Éclairages comparés : de Brazzaville à Paris, le modèle s’internationalise
Les organisateurs ont veillé à confronter l’expérience congolaise à des références extérieures. Par visioconférence depuis Paris, Christian Khaliffa, président d’INDECOSA-CGT, a déroulé le cadre réglementaire régissant les comités de défense des usagers dans les hôpitaux français. Ce parallèle a permis de souligner l’importance d’un statut juridique clair, de procès-verbaux publics et d’indicateurs de performance partagés. Le Pr Richard Bileckot, inspecteur général de la santé, a pour sa part rappelé qu’au Congo, le comité des usagers est reconnu comme organe consultatif depuis la révision de la politique nationale de santé de 2018. Il estime que la diffusion de bonnes pratiques internationales « doit inspirer, non se substituer ». Cette hybridation pragmatique contribue à professionnaliser les représentants des usagers tout en préservant les spécificités socioculturelles locales.

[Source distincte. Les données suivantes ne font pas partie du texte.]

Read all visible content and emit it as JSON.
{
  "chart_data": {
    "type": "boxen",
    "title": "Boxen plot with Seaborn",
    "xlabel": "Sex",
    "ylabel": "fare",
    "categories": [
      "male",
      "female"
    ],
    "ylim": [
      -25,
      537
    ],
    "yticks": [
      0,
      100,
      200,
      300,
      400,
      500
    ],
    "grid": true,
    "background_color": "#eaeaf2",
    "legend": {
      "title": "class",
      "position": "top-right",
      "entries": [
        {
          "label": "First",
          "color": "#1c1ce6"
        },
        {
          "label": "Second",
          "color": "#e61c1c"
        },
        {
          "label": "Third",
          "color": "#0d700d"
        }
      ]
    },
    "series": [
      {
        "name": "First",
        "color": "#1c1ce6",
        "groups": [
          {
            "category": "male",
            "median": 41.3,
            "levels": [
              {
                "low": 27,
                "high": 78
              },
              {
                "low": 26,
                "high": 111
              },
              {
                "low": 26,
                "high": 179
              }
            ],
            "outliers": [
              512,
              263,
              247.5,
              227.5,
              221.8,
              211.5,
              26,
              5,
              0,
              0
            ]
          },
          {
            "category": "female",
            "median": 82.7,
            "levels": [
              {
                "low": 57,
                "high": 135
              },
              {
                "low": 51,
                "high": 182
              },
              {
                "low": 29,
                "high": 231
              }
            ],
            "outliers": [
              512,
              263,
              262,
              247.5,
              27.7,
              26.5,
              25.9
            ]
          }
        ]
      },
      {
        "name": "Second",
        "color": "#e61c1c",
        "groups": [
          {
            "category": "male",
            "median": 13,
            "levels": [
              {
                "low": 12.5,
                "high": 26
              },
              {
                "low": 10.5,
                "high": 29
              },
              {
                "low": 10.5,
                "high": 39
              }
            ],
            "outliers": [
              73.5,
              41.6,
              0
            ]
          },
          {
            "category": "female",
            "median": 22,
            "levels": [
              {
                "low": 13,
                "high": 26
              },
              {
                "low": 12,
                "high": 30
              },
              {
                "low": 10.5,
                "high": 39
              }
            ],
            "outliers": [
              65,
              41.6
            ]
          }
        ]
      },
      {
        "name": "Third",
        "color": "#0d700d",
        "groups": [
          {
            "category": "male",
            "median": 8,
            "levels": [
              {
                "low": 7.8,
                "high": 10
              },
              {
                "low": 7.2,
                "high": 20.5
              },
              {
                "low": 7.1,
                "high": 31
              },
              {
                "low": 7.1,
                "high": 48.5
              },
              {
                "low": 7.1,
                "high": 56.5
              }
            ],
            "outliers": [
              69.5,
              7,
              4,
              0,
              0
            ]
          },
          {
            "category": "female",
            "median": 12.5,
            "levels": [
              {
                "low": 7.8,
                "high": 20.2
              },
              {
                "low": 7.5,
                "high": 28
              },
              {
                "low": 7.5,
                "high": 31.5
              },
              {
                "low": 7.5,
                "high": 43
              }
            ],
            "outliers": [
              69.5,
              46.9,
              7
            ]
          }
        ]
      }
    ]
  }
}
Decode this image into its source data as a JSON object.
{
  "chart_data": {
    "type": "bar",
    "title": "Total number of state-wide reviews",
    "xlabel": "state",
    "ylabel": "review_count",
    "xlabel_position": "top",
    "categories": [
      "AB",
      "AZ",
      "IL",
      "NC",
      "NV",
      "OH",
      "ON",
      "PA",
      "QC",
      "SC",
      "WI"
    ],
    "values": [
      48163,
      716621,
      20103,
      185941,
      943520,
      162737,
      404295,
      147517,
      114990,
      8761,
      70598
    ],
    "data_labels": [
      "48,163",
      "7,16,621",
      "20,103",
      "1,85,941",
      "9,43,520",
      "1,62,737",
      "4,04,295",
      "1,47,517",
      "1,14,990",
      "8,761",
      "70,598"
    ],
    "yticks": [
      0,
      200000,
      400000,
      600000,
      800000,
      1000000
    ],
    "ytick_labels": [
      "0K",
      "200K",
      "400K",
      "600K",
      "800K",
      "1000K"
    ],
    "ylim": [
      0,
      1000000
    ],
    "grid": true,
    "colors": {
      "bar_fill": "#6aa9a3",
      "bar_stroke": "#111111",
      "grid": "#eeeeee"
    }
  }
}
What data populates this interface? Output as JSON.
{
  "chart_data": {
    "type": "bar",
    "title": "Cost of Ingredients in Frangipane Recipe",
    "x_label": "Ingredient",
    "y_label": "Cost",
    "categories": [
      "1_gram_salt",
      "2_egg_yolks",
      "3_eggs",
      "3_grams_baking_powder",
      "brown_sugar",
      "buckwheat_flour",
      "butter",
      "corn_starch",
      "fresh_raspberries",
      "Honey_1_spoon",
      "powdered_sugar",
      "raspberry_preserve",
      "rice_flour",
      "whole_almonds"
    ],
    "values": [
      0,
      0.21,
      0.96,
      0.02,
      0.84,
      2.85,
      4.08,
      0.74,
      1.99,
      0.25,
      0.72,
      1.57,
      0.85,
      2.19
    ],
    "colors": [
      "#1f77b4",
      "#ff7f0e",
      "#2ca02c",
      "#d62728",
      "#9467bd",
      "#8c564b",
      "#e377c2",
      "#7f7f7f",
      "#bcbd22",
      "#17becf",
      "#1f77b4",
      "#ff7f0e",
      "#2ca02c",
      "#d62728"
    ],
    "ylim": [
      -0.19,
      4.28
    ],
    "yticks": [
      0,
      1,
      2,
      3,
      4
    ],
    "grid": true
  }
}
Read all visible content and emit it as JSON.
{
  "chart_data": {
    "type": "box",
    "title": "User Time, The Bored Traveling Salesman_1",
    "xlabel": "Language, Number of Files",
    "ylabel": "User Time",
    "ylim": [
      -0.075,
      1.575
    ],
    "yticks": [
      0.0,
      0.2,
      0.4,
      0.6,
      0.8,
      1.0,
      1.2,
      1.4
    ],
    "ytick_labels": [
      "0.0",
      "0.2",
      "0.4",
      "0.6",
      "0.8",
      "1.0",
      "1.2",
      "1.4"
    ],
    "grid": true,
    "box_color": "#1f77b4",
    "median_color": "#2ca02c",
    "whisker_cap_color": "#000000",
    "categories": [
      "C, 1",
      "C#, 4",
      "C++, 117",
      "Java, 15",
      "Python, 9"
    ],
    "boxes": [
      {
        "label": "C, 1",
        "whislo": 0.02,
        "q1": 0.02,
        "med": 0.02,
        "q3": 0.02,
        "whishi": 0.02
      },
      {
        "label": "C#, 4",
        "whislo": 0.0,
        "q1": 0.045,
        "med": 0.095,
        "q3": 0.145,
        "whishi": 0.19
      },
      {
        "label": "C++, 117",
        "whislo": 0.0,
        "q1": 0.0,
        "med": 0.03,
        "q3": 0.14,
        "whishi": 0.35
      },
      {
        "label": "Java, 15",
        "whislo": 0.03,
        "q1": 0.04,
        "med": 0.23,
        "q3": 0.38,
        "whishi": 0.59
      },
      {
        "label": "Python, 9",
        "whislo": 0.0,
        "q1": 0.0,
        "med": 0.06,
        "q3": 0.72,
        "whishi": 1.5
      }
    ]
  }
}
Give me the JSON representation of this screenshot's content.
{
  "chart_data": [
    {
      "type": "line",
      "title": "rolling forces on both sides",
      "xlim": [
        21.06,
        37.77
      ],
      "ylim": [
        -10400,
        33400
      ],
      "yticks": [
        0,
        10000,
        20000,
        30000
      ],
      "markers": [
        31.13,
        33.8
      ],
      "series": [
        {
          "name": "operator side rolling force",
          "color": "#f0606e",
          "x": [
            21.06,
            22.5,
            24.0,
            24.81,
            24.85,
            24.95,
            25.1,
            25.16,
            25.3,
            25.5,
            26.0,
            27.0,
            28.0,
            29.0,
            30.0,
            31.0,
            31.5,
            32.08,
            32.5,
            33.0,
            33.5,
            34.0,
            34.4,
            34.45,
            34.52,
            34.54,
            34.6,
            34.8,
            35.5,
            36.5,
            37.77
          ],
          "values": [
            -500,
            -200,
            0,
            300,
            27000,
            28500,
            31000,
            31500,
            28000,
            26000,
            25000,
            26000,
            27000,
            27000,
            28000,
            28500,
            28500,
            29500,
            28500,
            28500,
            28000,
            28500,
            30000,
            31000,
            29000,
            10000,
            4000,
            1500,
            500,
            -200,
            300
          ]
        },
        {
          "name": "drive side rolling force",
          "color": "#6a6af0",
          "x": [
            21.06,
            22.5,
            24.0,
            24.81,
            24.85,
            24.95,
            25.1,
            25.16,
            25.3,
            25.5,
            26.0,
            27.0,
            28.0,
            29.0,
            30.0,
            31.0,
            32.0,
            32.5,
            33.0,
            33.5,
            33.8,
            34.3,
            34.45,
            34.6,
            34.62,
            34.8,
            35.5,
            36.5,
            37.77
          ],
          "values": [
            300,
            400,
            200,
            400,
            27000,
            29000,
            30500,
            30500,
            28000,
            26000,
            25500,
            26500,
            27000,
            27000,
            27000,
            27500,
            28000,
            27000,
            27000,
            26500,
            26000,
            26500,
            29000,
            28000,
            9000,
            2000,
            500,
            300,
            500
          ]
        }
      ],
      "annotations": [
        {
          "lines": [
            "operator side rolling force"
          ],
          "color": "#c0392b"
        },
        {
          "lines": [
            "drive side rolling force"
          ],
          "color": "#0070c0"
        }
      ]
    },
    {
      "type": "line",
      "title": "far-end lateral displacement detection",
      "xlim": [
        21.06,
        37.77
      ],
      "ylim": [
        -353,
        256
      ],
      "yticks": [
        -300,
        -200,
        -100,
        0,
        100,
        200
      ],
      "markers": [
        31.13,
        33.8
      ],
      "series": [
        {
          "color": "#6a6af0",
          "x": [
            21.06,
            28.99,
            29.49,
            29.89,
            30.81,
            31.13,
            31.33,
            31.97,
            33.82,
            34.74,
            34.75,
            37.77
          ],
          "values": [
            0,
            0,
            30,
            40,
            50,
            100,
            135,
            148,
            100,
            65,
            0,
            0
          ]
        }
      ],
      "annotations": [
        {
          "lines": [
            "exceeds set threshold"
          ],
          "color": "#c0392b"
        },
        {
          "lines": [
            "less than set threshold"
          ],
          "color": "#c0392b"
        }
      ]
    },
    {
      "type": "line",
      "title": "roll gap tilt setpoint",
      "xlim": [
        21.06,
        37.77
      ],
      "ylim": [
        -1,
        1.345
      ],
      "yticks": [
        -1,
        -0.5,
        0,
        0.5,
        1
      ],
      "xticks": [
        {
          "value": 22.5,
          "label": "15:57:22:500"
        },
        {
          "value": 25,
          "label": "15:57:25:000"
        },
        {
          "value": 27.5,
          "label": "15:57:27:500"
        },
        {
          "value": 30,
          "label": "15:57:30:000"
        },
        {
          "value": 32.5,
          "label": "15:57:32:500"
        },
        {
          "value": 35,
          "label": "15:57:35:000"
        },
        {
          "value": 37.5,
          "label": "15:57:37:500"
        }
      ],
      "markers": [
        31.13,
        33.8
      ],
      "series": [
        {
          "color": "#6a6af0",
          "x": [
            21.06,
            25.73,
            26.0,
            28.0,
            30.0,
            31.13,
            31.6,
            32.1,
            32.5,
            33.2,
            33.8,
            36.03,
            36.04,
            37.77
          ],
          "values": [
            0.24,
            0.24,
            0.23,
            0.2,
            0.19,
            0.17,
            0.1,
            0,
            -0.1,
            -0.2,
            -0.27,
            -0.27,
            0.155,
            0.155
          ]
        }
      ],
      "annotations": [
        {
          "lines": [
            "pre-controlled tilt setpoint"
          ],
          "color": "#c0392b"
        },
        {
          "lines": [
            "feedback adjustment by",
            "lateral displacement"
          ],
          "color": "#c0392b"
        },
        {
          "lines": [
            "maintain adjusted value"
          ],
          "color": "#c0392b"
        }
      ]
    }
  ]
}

De la théorie à la pratique : défis et marges de progression
Sur le terrain, les COSA interrogent l’équilibre entre dynamisme associatif et contraintes administratives. Les présidents de comités de Talangaï, Ouenzé ou Makélékélé évoquent la difficulté à mobiliser des ressources propres pour financer le suivi des plaintes ou l’affichage des tarifs officiels. Ils saluent toutefois les avancées liées à la formation : connaissance des textes, maitrise des outils de collecte de données et capacité à dialoguer avec les chefs de postes de santé. Arsène Ibara, qui représente le Centre de santé intégré Fleuve Congo, note que « les séances de simulation de réunion ont mis en lumière la nécessité de comptes rendus accessibles ». Les participants réclament désormais un cadre de concertation trimestriel avec les directions départementales de la santé, afin de pérenniser l’élan créé par l’atelier.
Vers une consolidation pérenne de la participation citoyenne
La feuille de route issue des travaux prévoit l’élaboration d’un guide pratique de la cogestion, la mise en place d’un mécanisme de médiation au sein des Centres de santé intégrée et l’instauration d’un tableau d’affichage des indicateurs clés, accessible en langue locale. Autant d’outils destinés à crédibiliser une démarche que les bailleurs, tout comme les autorités nationales, appellent de leurs vœux. René Ngouala, coordinateur du comité de suivi de l’O2CD, rappelle que la revue du secteur de la santé de 2018 avait pointé la faible implication de la société civile : « Le projet corrige une lacune stratégique, il rapproche l’offre de soins des attentes réelles des populations ». Dans un contexte où le gouvernement congolais affiche son ambition d’atteindre la couverture sanitaire universelle à l’horizon 2030, la montée en compétences des COSA représente une pièce maîtresse. Elle offre à la République du Congo l’opportunité de présenter, lors des forums internationaux, un modèle de gouvernance sanitaire qui conjugue expertise locale et partenariats extérieurs, garantissant une amélioration tangible de la qualité des soins pour les citoyens.